Renal azotemia (acute renal failure) typically leads to uremia. It is an intrinsic disease of the kidney, generally the result of renal parenchymal damage. Causes include renal failure, glomerulonephritis, acute tubular necrosis, or any other kind of renal disease.[2]
The BUN:Cr in renal azotemia is less than 15. In cases of renal disease, glomerular filtration rate decreases. So nothing gets filtered as well as it normally would. However, in addition to not being normally filtered, what urea does get filtered is not reabsorbed by the proximal tubule as it normally would be. This results in lower levels of urea in the blood and higher levels of urea in the urine.
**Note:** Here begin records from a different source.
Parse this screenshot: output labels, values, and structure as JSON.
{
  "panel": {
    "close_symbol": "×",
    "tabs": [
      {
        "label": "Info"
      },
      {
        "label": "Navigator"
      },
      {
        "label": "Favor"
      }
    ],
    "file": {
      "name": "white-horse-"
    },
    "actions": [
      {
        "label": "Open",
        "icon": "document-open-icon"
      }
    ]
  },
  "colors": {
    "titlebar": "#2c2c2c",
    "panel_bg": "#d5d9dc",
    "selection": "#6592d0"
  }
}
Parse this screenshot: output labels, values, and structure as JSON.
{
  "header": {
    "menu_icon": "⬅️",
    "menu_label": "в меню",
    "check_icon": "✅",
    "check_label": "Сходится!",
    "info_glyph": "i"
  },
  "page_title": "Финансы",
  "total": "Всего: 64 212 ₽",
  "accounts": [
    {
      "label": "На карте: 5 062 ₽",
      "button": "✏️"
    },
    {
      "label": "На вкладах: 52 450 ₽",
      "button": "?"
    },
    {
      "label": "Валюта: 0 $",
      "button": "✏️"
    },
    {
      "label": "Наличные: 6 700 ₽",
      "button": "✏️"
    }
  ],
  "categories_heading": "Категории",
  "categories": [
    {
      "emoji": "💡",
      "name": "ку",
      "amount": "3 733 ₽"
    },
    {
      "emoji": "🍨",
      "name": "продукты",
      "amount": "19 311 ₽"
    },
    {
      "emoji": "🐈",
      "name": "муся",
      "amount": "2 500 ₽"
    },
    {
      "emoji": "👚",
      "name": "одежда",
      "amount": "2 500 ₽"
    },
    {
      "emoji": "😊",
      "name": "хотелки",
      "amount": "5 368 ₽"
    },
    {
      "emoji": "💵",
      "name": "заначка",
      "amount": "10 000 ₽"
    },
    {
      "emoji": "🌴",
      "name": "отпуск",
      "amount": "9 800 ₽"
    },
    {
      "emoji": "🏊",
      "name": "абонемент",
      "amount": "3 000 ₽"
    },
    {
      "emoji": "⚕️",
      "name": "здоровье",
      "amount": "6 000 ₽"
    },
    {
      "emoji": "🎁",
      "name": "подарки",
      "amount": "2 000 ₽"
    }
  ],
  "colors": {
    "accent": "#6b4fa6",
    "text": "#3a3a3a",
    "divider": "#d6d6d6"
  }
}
Creatinine filtration decreases, leading to higher amount of creatinine in the blood. Third spacing of fluids such as peritonitis, osmotic diuresis, or low aldosterone states such as Addisons Disease.[2]
Blockage of urine flow in an area below the kidneys results in postrenal azotemia. It can be caused by congenital abnormalities such as vesicoureteral reflux, blockage of the ureters by kidney stones, pregnancy, compression of the ureters by cancer, prostatic hyperplasia, or blockage of the urethra by kidney or bladder stones.[1] Like in prerenal azotemia, there is no inherent renal disease. The increased resistance to urine flow can cause back up into the kidneys, leading to hydronephrosis.[2]
The BUN:Cr in postrenal azotemia is >15.[3] The increased nephron tubular pressure causes increased reabsorption of urea, elevating it abnormally relative to creatinine.[2]
A urinalysis will typically show a decreased urine sodium level, a high urine creatinine-to-serum creatinine ratio, a high urine urea-to-serum urea ratio, and concentrated urine (determined by osmolality and specific gravity). None of these is particularly useful in diagnosis.
In pre-renal and post-renal azotemias, elevation of the BUN exceeds that of the creatinine (i.e., BUN>12*creatinine). This is because BUN is readily absorbed while creatinine is not. In congestive heart failure (a cause of pre-renal azotemia) or any other condition that causes poor perfusion of kidneys, the sluggish flow of glomerular filtrate results in excessive absorption of BUN and elevation of its value in blood. Creatinine, however, is not absorbable and therefore does not rise significantly. Stasis of urine in post-renal azotemia has the same effect.
Prompt treatment of some causes of azotemia can result in restoration of kidney function; delayed treatment may result in permanent loss of renal function. Treatment may include hemodialysis or peritoneal dialysis, medications to increase cardiac output and increase blood pressure, and the treatment of the condition that caused the azotemia.